Having set up an Australian based manufacturer - to avoid the difficulty of exporting food to the country - this now represents one of Karmel’s largest markets and has been one of the key drivers of the the company’s recent growth.

Karmel as a boss

She says one of her biggest challenges has been getting factory produced recipes to hold the home cooked feel. ‘Quality is important to me. If it's not fine, I'm not willing to put my name to it. There is a lot of toing and froing until we get it right.'

But when it comes to her now 14 staff she prefers a more hands off approach as a boss, trusting her instincts in choosing the right employees.

‘I don’t like to micromanage. I think people don't react very well to you looking over their shoulder all the time and they almost start to become yes people. Having a successful business is about having the right team around you - it's always better to hire people that are much smarter than you.'

However Karmel is still very much involved in the day to day running of the business, balancing this with television work, writing and numerous public appearences.  She spends at least one day a week (usually Tuesdays) cooking new recipes and also personally runs the company on Instagram.

‘I know I'm the CEO of a company, but actually being immersed in it yourself you learn so much more than if someone else is doing it for you.’
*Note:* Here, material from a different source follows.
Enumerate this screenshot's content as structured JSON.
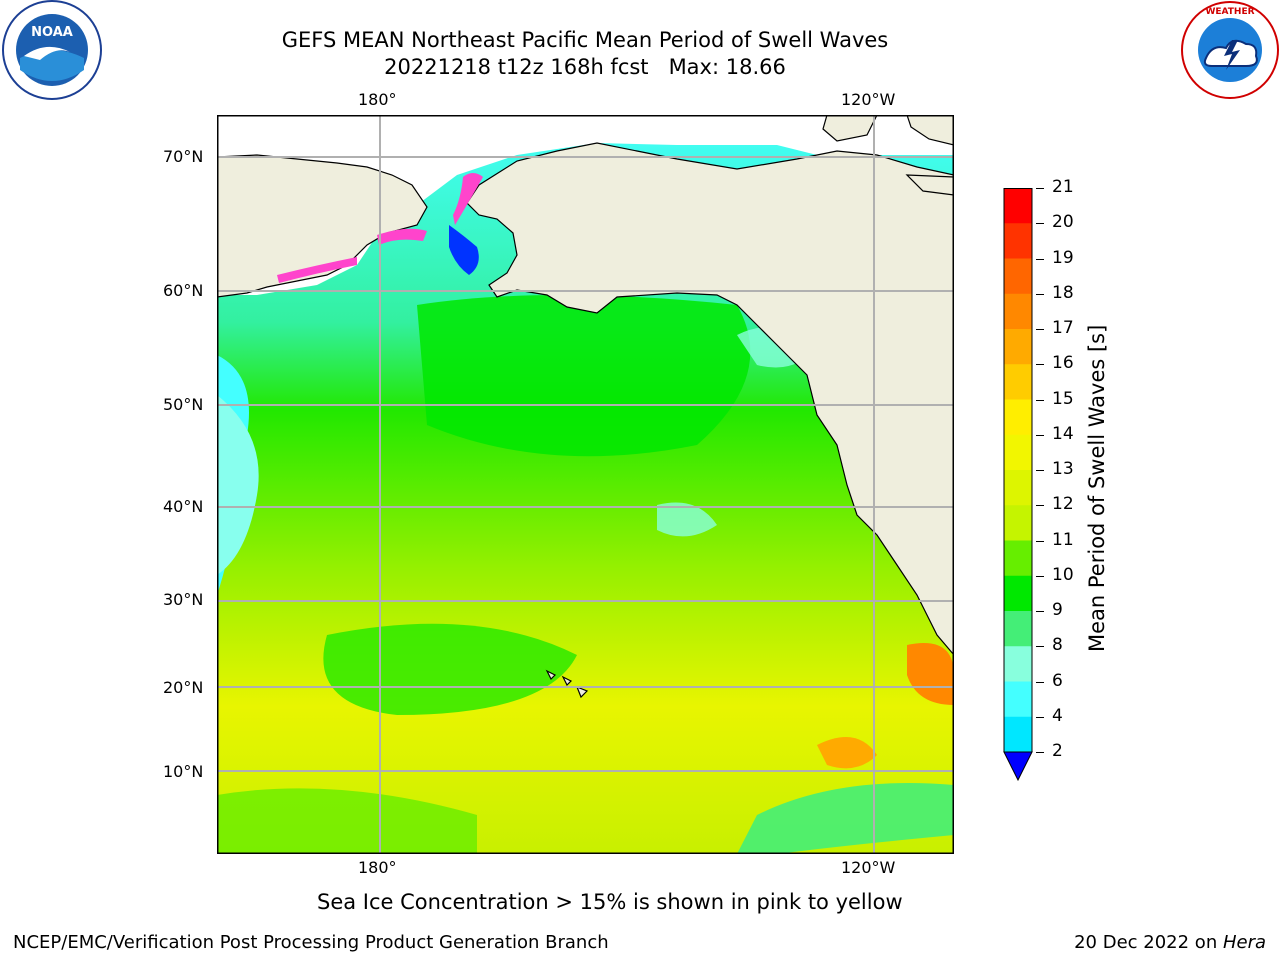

Her secret recipe? She credits her endless productivity with working long hours and says she doesn't get tired, something she attributes to her mother Evelyn, who despite being 90, still works full time as an architect.
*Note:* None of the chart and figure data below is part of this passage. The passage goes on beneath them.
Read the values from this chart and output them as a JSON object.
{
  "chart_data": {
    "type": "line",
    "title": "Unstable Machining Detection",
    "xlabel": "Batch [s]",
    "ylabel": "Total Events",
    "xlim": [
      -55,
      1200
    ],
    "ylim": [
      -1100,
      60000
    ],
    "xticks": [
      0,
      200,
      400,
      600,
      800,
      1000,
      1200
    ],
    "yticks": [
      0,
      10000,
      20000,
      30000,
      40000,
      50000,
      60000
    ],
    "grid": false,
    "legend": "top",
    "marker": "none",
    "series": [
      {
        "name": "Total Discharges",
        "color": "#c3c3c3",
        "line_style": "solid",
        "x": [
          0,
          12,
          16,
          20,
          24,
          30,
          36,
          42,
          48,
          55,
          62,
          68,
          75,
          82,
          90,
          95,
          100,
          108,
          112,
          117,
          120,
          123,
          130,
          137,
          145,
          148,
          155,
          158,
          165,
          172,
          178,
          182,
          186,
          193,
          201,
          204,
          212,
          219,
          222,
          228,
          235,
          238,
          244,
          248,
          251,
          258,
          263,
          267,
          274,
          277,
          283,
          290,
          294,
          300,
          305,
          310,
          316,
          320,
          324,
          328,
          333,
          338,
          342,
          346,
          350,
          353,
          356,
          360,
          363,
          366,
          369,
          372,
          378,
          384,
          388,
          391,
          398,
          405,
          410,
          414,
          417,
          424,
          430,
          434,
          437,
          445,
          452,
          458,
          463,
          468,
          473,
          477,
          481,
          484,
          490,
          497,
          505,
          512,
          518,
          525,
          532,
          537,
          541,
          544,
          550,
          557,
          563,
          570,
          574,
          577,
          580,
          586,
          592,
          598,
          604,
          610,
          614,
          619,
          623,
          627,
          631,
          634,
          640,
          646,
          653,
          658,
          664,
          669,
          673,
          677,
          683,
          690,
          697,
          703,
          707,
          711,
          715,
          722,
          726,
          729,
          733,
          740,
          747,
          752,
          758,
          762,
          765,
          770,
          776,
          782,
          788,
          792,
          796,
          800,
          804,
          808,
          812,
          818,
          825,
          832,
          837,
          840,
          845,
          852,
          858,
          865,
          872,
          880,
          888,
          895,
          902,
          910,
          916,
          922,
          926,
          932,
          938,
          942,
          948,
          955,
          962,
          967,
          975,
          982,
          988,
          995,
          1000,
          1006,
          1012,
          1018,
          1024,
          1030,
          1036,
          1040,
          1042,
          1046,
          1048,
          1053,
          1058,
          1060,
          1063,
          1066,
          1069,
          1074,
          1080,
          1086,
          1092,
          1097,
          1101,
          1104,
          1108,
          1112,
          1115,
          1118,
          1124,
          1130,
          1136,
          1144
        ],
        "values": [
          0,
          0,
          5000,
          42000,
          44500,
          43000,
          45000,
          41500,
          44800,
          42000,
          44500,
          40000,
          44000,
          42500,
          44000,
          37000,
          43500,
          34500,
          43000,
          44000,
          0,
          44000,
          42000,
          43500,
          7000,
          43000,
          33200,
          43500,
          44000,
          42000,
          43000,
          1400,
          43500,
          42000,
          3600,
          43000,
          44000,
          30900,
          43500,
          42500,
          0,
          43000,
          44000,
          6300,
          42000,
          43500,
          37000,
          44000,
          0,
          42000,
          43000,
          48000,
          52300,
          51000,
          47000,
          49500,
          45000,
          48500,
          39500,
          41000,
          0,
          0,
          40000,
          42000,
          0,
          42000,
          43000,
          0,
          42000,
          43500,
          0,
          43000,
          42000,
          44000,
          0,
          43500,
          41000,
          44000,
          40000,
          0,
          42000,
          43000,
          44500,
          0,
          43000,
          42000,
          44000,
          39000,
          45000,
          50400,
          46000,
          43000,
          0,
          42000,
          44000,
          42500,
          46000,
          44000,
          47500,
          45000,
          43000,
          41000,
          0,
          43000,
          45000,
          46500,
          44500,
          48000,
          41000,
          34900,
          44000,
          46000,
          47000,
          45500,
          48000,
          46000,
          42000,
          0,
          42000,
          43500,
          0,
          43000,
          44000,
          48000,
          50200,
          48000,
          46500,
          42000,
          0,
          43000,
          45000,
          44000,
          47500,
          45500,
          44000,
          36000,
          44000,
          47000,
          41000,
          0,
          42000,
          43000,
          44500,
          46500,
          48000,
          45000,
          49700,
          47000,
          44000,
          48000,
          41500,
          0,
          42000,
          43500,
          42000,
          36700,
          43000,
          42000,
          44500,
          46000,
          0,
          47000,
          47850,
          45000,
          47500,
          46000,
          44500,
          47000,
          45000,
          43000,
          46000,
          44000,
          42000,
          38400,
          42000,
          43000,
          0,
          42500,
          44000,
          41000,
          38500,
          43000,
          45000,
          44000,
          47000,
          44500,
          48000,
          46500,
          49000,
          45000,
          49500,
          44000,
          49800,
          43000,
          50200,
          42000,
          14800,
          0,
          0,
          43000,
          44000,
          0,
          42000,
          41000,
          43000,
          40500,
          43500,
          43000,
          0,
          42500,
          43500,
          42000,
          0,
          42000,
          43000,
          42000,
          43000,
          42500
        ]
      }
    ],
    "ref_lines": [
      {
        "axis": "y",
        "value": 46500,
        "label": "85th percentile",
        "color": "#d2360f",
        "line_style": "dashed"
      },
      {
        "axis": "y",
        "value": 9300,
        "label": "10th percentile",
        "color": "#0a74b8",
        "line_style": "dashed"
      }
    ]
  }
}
‘She has been a bit of a role model,’ recounts Karmel, ‘My father lost his business and she was a housewife at the time and she had to support the family. I realised then that you never know what life has in store for you and you've got to be able to rely on yourself.'

Mum's the word

As a leading baby food brand, it comes as no surprise that mother of three Karmel - in her own words the ‘quintessential mumpreneur’ - wants parenthood to be seen as a more positive thing by businesses and is keen to highlight the skills that motherhood brings to the workplace.

‘Mums that are returning to work after having children often lose their confidence but they should realise the organisational skills of being a parent are amazing.
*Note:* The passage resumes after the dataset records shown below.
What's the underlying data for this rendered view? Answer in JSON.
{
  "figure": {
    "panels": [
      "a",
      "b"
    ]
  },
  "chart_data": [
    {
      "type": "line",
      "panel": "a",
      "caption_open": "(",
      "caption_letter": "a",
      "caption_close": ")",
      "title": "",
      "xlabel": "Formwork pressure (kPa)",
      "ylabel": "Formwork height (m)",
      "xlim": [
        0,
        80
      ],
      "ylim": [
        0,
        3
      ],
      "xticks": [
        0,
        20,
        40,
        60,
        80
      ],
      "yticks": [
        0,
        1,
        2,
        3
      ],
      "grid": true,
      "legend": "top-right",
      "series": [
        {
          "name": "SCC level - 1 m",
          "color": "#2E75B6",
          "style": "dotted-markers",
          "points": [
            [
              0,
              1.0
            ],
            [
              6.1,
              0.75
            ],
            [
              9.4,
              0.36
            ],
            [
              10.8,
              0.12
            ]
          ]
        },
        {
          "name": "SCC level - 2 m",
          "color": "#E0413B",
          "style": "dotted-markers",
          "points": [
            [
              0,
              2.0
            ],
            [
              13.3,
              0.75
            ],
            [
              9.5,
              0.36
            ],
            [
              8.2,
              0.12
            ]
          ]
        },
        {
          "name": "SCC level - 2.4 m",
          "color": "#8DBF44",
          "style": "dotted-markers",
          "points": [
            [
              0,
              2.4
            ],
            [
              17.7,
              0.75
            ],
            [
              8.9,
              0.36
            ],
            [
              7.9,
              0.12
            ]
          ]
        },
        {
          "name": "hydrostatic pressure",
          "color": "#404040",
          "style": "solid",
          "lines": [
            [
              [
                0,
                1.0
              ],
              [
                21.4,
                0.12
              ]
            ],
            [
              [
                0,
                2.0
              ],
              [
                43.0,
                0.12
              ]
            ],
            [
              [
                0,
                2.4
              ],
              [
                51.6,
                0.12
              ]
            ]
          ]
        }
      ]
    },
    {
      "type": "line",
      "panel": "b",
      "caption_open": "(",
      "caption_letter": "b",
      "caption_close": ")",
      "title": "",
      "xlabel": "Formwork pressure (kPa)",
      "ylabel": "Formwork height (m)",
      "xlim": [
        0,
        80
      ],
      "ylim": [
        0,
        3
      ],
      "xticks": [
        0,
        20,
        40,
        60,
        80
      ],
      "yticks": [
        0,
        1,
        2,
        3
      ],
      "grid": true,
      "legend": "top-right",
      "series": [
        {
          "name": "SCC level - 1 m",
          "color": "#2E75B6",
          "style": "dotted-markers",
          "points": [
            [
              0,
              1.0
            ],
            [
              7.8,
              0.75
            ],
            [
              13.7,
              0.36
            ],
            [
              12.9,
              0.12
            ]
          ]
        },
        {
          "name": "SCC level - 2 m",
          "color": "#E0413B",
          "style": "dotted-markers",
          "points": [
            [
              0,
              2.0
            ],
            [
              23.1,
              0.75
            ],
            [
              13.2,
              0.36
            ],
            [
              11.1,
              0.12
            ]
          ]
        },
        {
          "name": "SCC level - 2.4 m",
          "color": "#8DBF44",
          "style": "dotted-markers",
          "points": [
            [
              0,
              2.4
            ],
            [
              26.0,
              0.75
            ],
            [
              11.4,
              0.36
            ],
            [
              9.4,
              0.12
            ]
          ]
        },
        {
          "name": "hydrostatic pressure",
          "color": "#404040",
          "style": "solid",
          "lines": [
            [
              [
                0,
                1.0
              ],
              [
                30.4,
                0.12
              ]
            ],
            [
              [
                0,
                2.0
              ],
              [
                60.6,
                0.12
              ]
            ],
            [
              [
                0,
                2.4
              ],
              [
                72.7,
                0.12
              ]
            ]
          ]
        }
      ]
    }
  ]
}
The multitasking and the people skills for example - if you can deal with a fussy toddler you have great people skills - so don't underestimate the skills you learn or have to cope with as a mother. Most of the people that work for me are women and a lot of them are mothers. It's about confidence which is just as important as competence.’

But what is it that makes the Annabel Karmel brand different? In a market worth £733m  to the UK economy (according to Mintel), standing out can be difficult.

'We're an unusual brand, because most brands just have products in the supermarkets. But we're educators, we are the go to brand for advice on what to feed your child,’ says Karmel, highlighting her appearance at cookery shows, online meal plans and ‘hand holding’ role she plays with her clients.

The future

So after building an international baby food empire, you’d think Karmel would be content, but she’s got big ambitions.

Having just started a new phase of investor meetings to fund the next stage of growth, breaking into China is her next target, and she is already on the way to breaking through having signed a deal to become the feeding expert on the Chinese facebook equivalent WeChat.

'When you think there are 700,000 babies born in the UK (annually) and 18 million born in China, that is a huge market and is very underdeveloped at the moment. They like the western way of feeding so it is quite interesting.’

Despite her global appeal, for a mother who claims her products are found in 84% of all UK households with small children, the homely feel of her headquaters seems fitting and in truth she wouldn’t want it any other way.